= Frederick V. Waugh =

American economist (1898–1974)

Frederick Vail Waugh (1898–1974) was an American agricultural economist known for his work relating supply, demand, quality, and marketing in the prices of agricultural products, for his understanding of who benefits from volatility in agricultural pricing, and for his advocacy of food stamp and food distribution policies for the poor. He worked for the United States Department of Agriculture from the 1920s to the 1970s.

==Early life and education==
Waugh the son of Mary and Frank Albert Waugh. The latter was a professor of horticulture and landscape architecture at the Massachusetts Agricultural College (now the University of Massachusetts Amherst) and the namesake of the Frank A. Waugh Arboretum at the university. Waugh's siblings included Albert Waugh, a provost at the University of Connecticut (1950–1965); Dorothy Waugh, an artist, illustrator, and landscape architect; and sculptor Sidney Waugh. He enlisted in the United States Army Ambulance Service for World War I, and was awarded the Croix de Guerre for his service. After the war, he graduated from the Massachusetts Agricultural College in 1922. He earned a master's degree in 1924 from Rutgers University, became an instructor at the University of Connecticut in 1925, and completed a Ph.D. in 1929 at Columbia University.

==Recognition==
Waugh is one of the namesakes of the Frisch–Waugh–Lovell theorem in econometrics.

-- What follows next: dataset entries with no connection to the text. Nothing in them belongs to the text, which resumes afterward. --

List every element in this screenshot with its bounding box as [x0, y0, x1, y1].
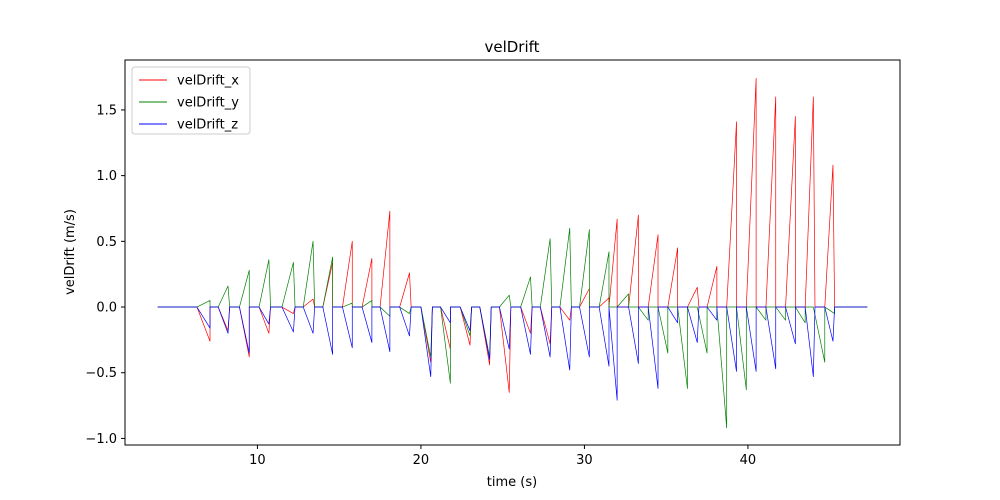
plot-frame	[124, 59, 901, 446]
series-layer	[157, 78, 868, 429]
legend-label-velDrift_x: velDrift_x	[177, 74, 239, 89]
y-axis-title: velDrift (m/s)	[63, 209, 78, 295]
series-line-velDrift_x	[157, 78, 868, 393]
legend-label-velDrift_z: velDrift_z	[177, 118, 238, 133]
legend-label-velDrift_y: velDrift_y	[177, 96, 239, 111]
y-tick-label: 1.5	[96, 103, 117, 118]
x-tick-label: 10	[249, 453, 266, 468]
series-line-velDrift_y	[157, 227, 868, 429]
chart-title: velDrift	[484, 38, 539, 56]
y-tick-label: −1.0	[85, 432, 117, 447]
legend-box	[131, 66, 251, 135]
y-tick-label: −0.5	[85, 366, 117, 381]
y-tick-label: 1.0	[96, 169, 117, 184]
series-line-velDrift_z	[157, 306, 868, 401]
legend: velDrift_x velDrift_y velDrift_z	[131, 66, 251, 135]
x-tick-label: 20	[413, 453, 430, 468]
x-tick-label: 40	[740, 453, 757, 468]
x-axis-title: time (s)	[487, 475, 537, 490]
x-tick-label: 30	[576, 453, 593, 468]
ticks-layer: 10 20 30 40 −1.0 −0.5 0.0 0.5 1.0 1.5	[85, 103, 756, 468]
y-tick-label: 0.5	[96, 235, 117, 250]
y-tick-label: 0.0	[96, 301, 117, 316]
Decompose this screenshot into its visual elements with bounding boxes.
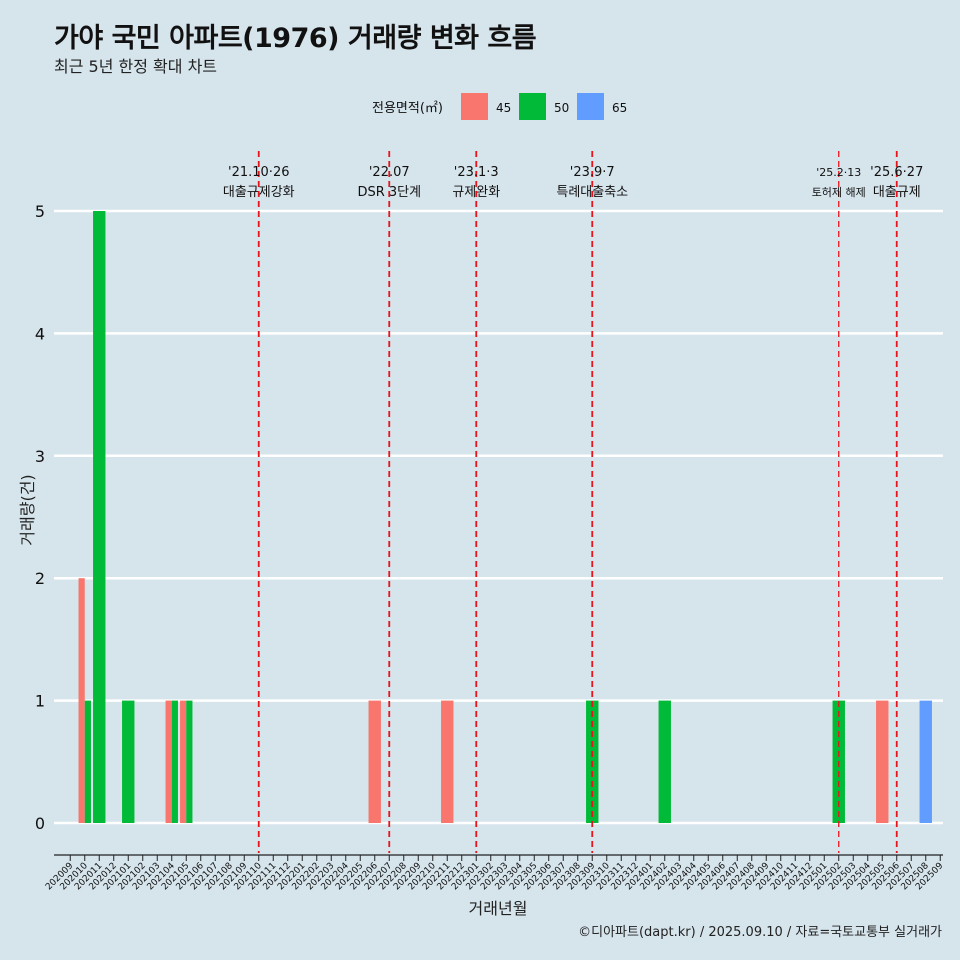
y-axis-title: 거래량(건): [18, 474, 37, 545]
bar-202211-45: [441, 700, 454, 823]
event-date: '23.9·7: [570, 165, 615, 180]
legend-title: 전용면적(㎡): [372, 101, 443, 116]
event-date: '25.6·27: [870, 165, 923, 180]
bar-202508-65: [919, 700, 932, 823]
y-tick-label: 2: [35, 569, 45, 588]
y-tick-label: 4: [35, 324, 45, 343]
legend-label-45: 45: [496, 101, 511, 115]
legend-label-65: 65: [612, 101, 627, 115]
event-label: 대출규제: [873, 185, 921, 200]
bar-202011-50: [93, 211, 106, 823]
bar-202402-50: [658, 700, 671, 823]
bar-202105-50: [186, 700, 193, 823]
event-date: '25.2·13: [816, 166, 861, 179]
source-caption: ©디아파트(dapt.kr) / 2025.09.10 / 자료=국토교통부 실…: [578, 925, 942, 940]
event-date: '21.10·26: [228, 165, 289, 180]
event-label: 토허제 해제: [812, 185, 866, 199]
event-label: 대출규제강화: [223, 185, 295, 200]
chart-subtitle: 최근 5년 한정 확대 차트: [54, 57, 218, 76]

He became a Fellow of the American Statistical Association in 1945, and a Fellow of the Econometric Society in 1947.
In 1957, the Agricultural & Applied Economics Association named him as a fellow. In 1968, he and his daughter, mathematician Margaret Maxfield, won the Lester R. Ford Award of the Mathematical Association of America for a paper on the rational approximation of square roots.

A collection of Waugh's selected works was published by the University of Minnesota Press in 1984. His memorabilia from the Army Ambulance Service is collected in the University of Massachusetts Amherst library.